Retrieves the parent node for each node in the taxonomy following a level order traversal.

Returns:

A list where each element is the parent of the corresponding node from the level order traversal. The root node will have an empty string as its parent.

Return type:

list

get_paths(labels)

Construct hierarchical paths from the given labels.

Parameters:

labels (iterable) – A collection of labels for which hierarchical paths are to be generated. The expected format should be compatible with the one-hot encoding produced by get_hierarchical_one_hot_encoding.

Returns:

A list where each element is a list representing the path (in level order) extracted from the hierarchy for the corresponding label.

Return type:

list of list

Note

  • This method relies on get_hierarchical_one_hot_encoding to obtain the binary encoded representation of the labels.

  • The ordering of nodes is determined by get_level_order_traversal, whose output is used to map encoded indexes to actual nodes.

get_sibling_masks()

Get the sibling masks for each node in the taxonomy using level order traversal.

Sibling masks indicate which nodes share the same parent. For each unique parent, a numpy array is created where each element is set to 1 if the corresponding node in the level order traversal has that parent, and 0 otherwise.

Returns:

A list of numpy arrays, each representing a mask for sibling nodes corresponding to one unique parent in the taxonomy.

Return type:

List[numpy.ndarray]

plot_colored_taxonomy(probabilities)

Plot the hierarchical taxonomy with colors corresponding to node probabilities.

This method computes a level-order traversal of the taxonomy, maps each node to its corresponding probability value for coloring, and then plots the taxonomy using Graphviz to determine node positions. The nodes are drawn with colors derived from the provided probabilities, and the plot is displayed using Matplotlib.

Parameters:

probabilities (array-like) – An array-like object (e.g., list, NumPy array, or tensor) containing probability values corresponding to each node in the taxonomy. The order of probabilities should match the order obtained from the level-order traversal.

Note

  • The method uses NetworkX for graph handling and drawing.

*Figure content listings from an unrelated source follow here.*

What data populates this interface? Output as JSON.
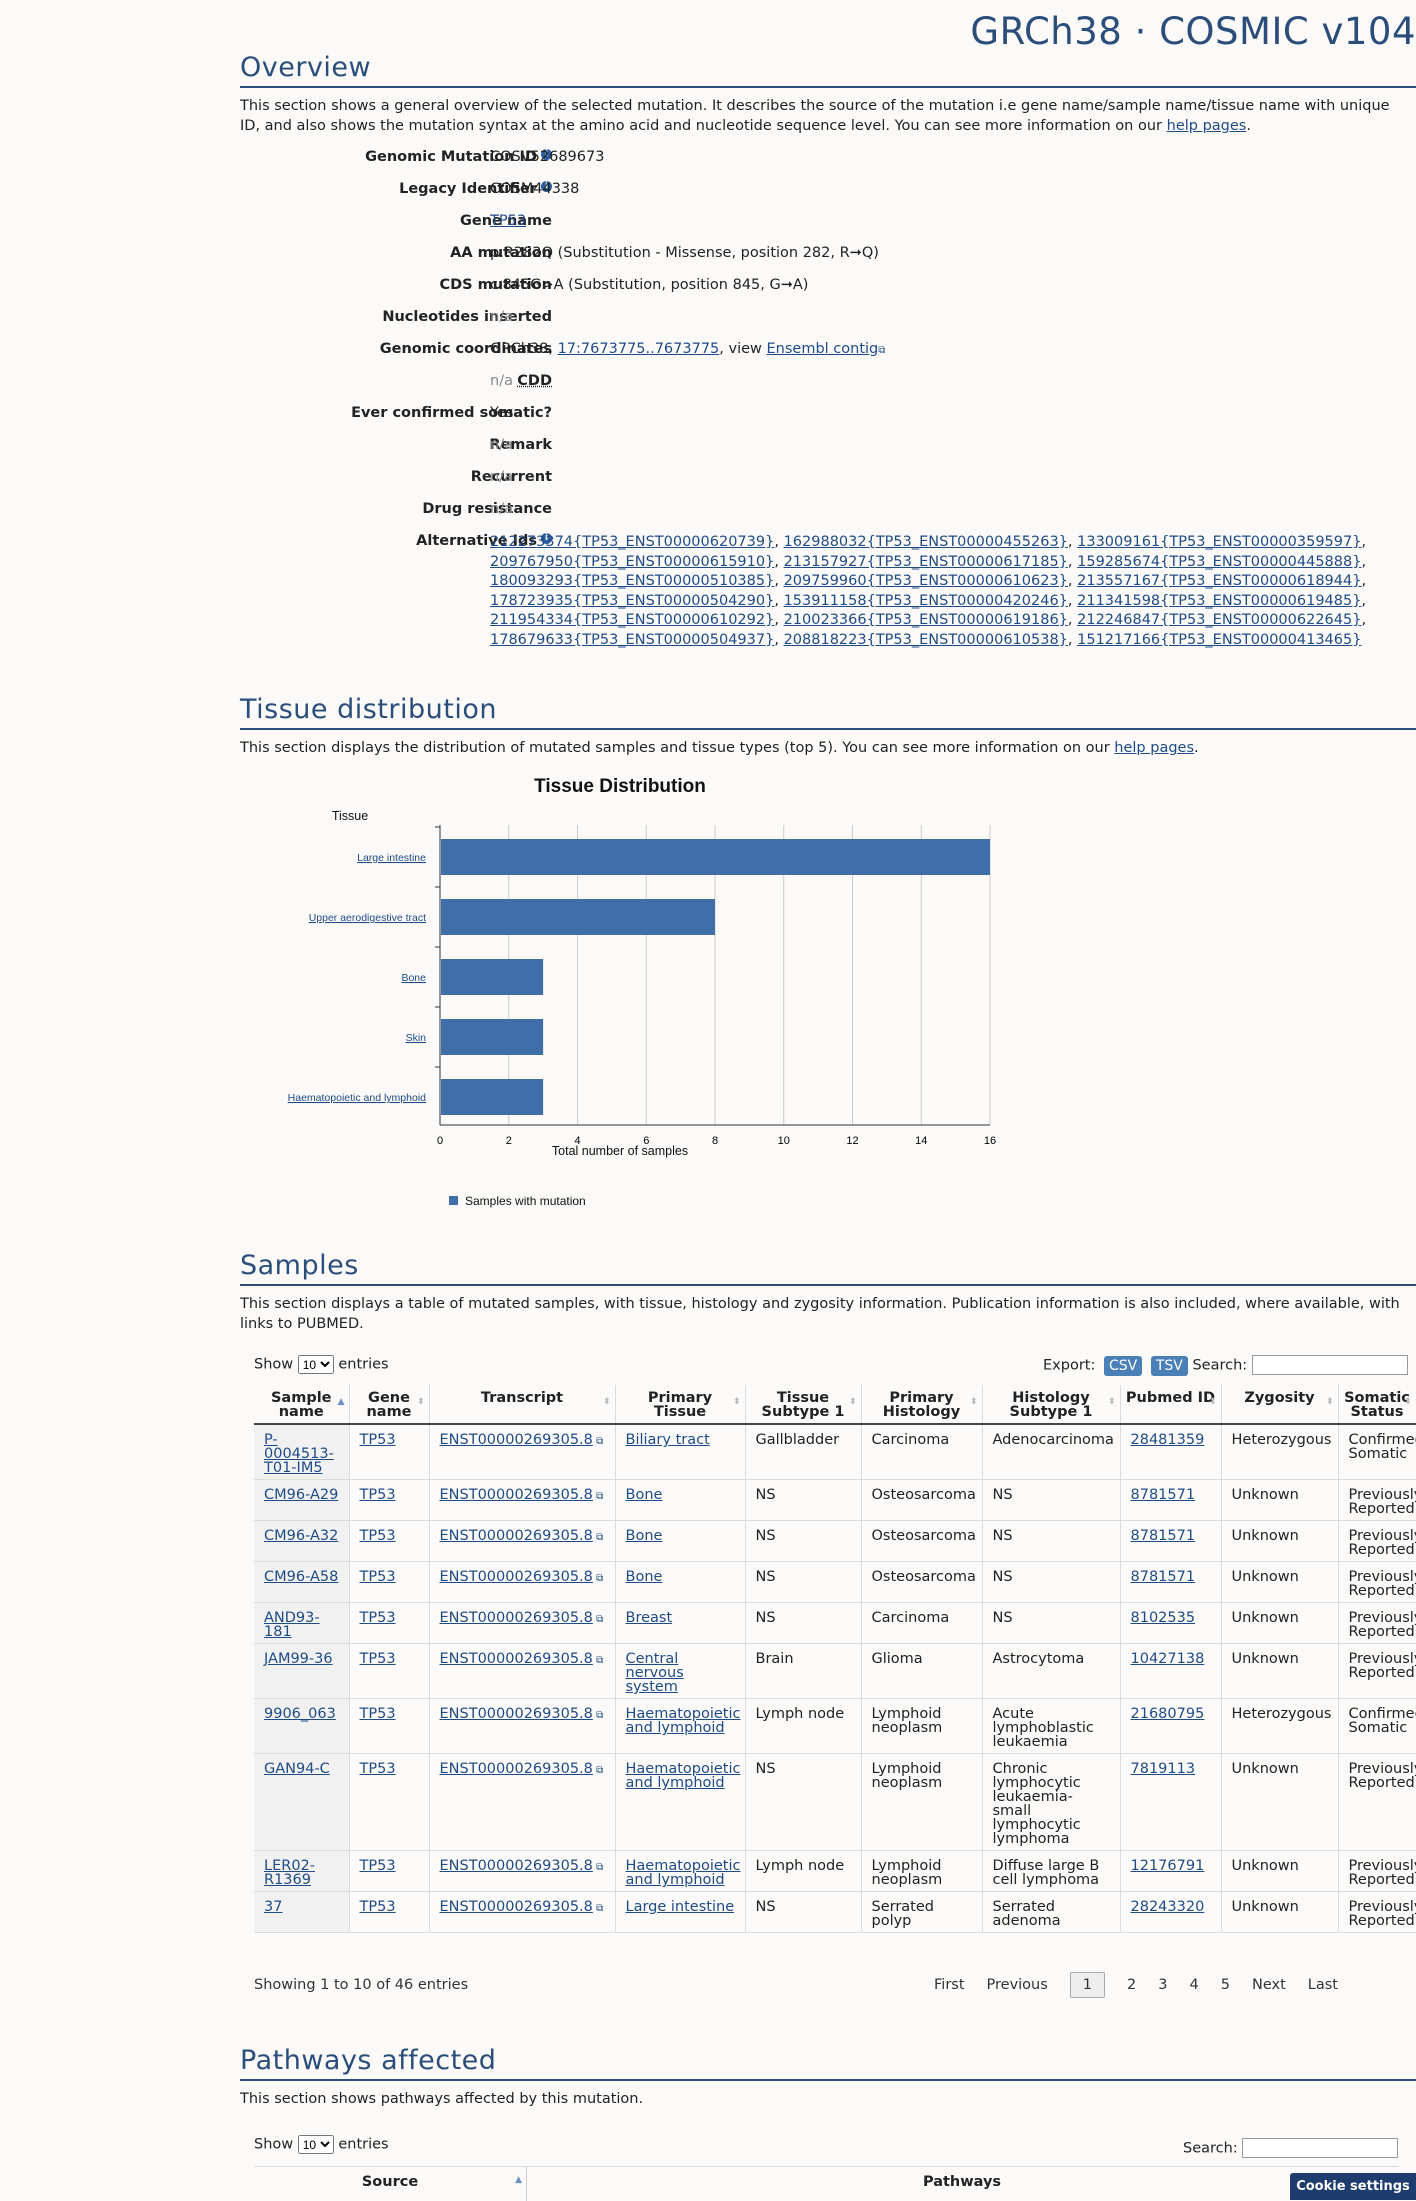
{
  "header": {
    "title": "GRCh38 · COSMIC v104"
  },
  "overview": {
    "heading": "Overview",
    "desc_main": "This section shows a general overview of the selected mutation. It describes the source of the mutation i.e gene name/sample name/tissue name with unique ID, and also shows the mutation syntax at the amino acid and nucleotide sequence level. You can see more information on our ",
    "desc_link": "help pages",
    "desc_end": ".",
    "rows": {
      "genomic_mutation_id": {
        "label": "Genomic Mutation ID",
        "value": "COSV52689673"
      },
      "legacy_identifier": {
        "label": "Legacy Identifier",
        "value": "COSM44338"
      },
      "gene_name": {
        "label": "Gene name",
        "value": "TP53"
      },
      "aa_mutation": {
        "label": "AA mutation",
        "value": "p.R282Q (Substitution - Missense, position 282, R➞Q)"
      },
      "cds_mutation": {
        "label": "CDS mutation",
        "value": "c.845G>A (Substitution, position 845, G➞A)"
      },
      "nucleotides_inserted": {
        "label": "Nucleotides inserted",
        "value": "n/a"
      },
      "genomic_coordinates": {
        "label": "Genomic coordinates",
        "prefix": "GRCh38, ",
        "coord_link": "17:7673775..7673775",
        "mid": ", view ",
        "ensembl_link": "Ensembl contig"
      },
      "cdd": {
        "label": "CDD",
        "value": "n/a"
      },
      "ever_confirmed": {
        "label": "Ever confirmed somatic?",
        "value": "Yes"
      },
      "remark": {
        "label": "Remark",
        "value": "n/a"
      },
      "recurrent": {
        "label": "Recurrent",
        "value": "n/a"
      },
      "drug_resistance": {
        "label": "Drug resistance",
        "value": "n/a"
      },
      "alternative_ids": {
        "label": "Alternative Ids"
      }
    },
    "alt_ids": [
      "212273374{TP53_ENST00000620739}",
      "162988032{TP53_ENST00000455263}",
      "133009161{TP53_ENST00000359597}",
      "209767950{TP53_ENST00000615910}",
      "213157927{TP53_ENST00000617185}",
      "159285674{TP53_ENST00000445888}",
      "180093293{TP53_ENST00000510385}",
      "209759960{TP53_ENST00000610623}",
      "213557167{TP53_ENST00000618944}",
      "178723935{TP53_ENST00000504290}",
      "153911158{TP53_ENST00000420246}",
      "211341598{TP53_ENST00000619485}",
      "211954334{TP53_ENST00000610292}",
      "210023366{TP53_ENST00000619186}",
      "212246847{TP53_ENST00000622645}",
      "178679633{TP53_ENST00000504937}",
      "208818223{TP53_ENST00000610538}",
      "151217166{TP53_ENST00000413465}"
    ]
  },
  "tissue": {
    "heading": "Tissue distribution",
    "desc_main": "This section displays the distribution of mutated samples and tissue types (top 5). You can see more information on our ",
    "desc_link": "help pages",
    "desc_end": "."
  },
  "chart_data": {
    "type": "bar",
    "orientation": "horizontal",
    "title": "Tissue Distribution",
    "ylabel": "Tissue",
    "xlabel": "Total number of samples",
    "categories": [
      "Large intestine",
      "Upper aerodigestive tract",
      "Bone",
      "Skin",
      "Haematopoietic and lymphoid"
    ],
    "series": [
      {
        "name": "Samples with mutation",
        "values": [
          16,
          8,
          3,
          3,
          3
        ]
      }
    ],
    "xlim": [
      0,
      16
    ],
    "xticks": [
      "0",
      "2",
      "4",
      "6",
      "8",
      "10",
      "12",
      "14",
      "16"
    ],
    "grid": true,
    "legend_position": "bottom-left",
    "bar_color": "#3f6ea8"
  },
  "samples": {
    "heading": "Samples",
    "desc": "This section displays a table of mutated samples, with tissue, histology and zygosity information. Publication information is also included, where available, with links to PUBMED.",
    "show_label": "Show",
    "show_value": "10",
    "entries_label": "entries",
    "export_label": "Export:",
    "csv_label": "CSV",
    "tsv_label": "TSV",
    "search_label": "Search:",
    "columns": [
      "Sample name",
      "Gene name",
      "Transcript",
      "Primary Tissue",
      "Tissue Subtype 1",
      "Primary Histology",
      "Histology Subtype 1",
      "Pubmed ID",
      "Zygosity",
      "Somatic Status"
    ],
    "rows": [
      [
        "P-0004513-T01-IM5",
        "TP53",
        "ENST00000269305.8",
        "Biliary tract",
        "Gallbladder",
        "Carcinoma",
        "Adenocarcinoma",
        "28481359",
        "Heterozygous",
        "Confirmed Somatic"
      ],
      [
        "CM96-A29",
        "TP53",
        "ENST00000269305.8",
        "Bone",
        "NS",
        "Osteosarcoma",
        "NS",
        "8781571",
        "Unknown",
        "Previously Reported"
      ],
      [
        "CM96-A32",
        "TP53",
        "ENST00000269305.8",
        "Bone",
        "NS",
        "Osteosarcoma",
        "NS",
        "8781571",
        "Unknown",
        "Previously Reported"
      ],
      [
        "CM96-A58",
        "TP53",
        "ENST00000269305.8",
        "Bone",
        "NS",
        "Osteosarcoma",
        "NS",
        "8781571",
        "Unknown",
        "Previously Reported"
      ],
      [
        "AND93-181",
        "TP53",
        "ENST00000269305.8",
        "Breast",
        "NS",
        "Carcinoma",
        "NS",
        "8102535",
        "Unknown",
        "Previously Reported"
      ],
      [
        "JAM99-36",
        "TP53",
        "ENST00000269305.8",
        "Central nervous system",
        "Brain",
        "Glioma",
        "Astrocytoma",
        "10427138",
        "Unknown",
        "Previously Reported"
      ],
      [
        "9906_063",
        "TP53",
        "ENST00000269305.8",
        "Haematopoietic and lymphoid",
        "Lymph node",
        "Lymphoid neoplasm",
        "Acute lymphoblastic leukaemia",
        "21680795",
        "Heterozygous",
        "Confirmed Somatic"
      ],
      [
        "GAN94-C",
        "TP53",
        "ENST00000269305.8",
        "Haematopoietic and lymphoid",
        "NS",
        "Lymphoid neoplasm",
        "Chronic lymphocytic leukaemia-small lymphocytic lymphoma",
        "7819113",
        "Unknown",
        "Previously Reported"
      ],
      [
        "LER02-R1369",
        "TP53",
        "ENST00000269305.8",
        "Haematopoietic and lymphoid",
        "Lymph node",
        "Lymphoid neoplasm",
        "Diffuse large B cell lymphoma",
        "12176791",
        "Unknown",
        "Previously Reported"
      ],
      [
        "37",
        "TP53",
        "ENST00000269305.8",
        "Large intestine",
        "NS",
        "Serrated polyp",
        "Serrated adenoma",
        "28243320",
        "Unknown",
        "Previously Reported"
      ]
    ],
    "info": "Showing 1 to 10 of 46 entries",
    "pager": {
      "first": "First",
      "previous": "Previous",
      "pages": [
        "1",
        "2",
        "3",
        "4",
        "5"
      ],
      "next": "Next",
      "last": "Last"
    }
  },
  "pathways": {
    "heading": "Pathways affected",
    "desc": "This section shows pathways affected by this mutation.",
    "show_label": "Show",
    "show_value": "10",
    "entries_label": "entries",
    "search_label": "Search:",
    "columns": [
      "Source",
      "Pathways"
    ]
  },
  "cookie": {
    "label": "Cookie settings"
  }
}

  • The Graphviz layout algorithm (‘dot’) is used to determine node positions.

  • Matplotlib functions are used to adjust layout and display the final plot.

plot_taxonomy()

Plots the taxonomy graph.

This method computes the layout of the taxonomy graph using Graphviz’s ‘dot’ algorithm, then draws the network using NetworkX’s drawing functionalities with labels, arrows, and custom styling. Finally, it displays the plot using Matplotlib.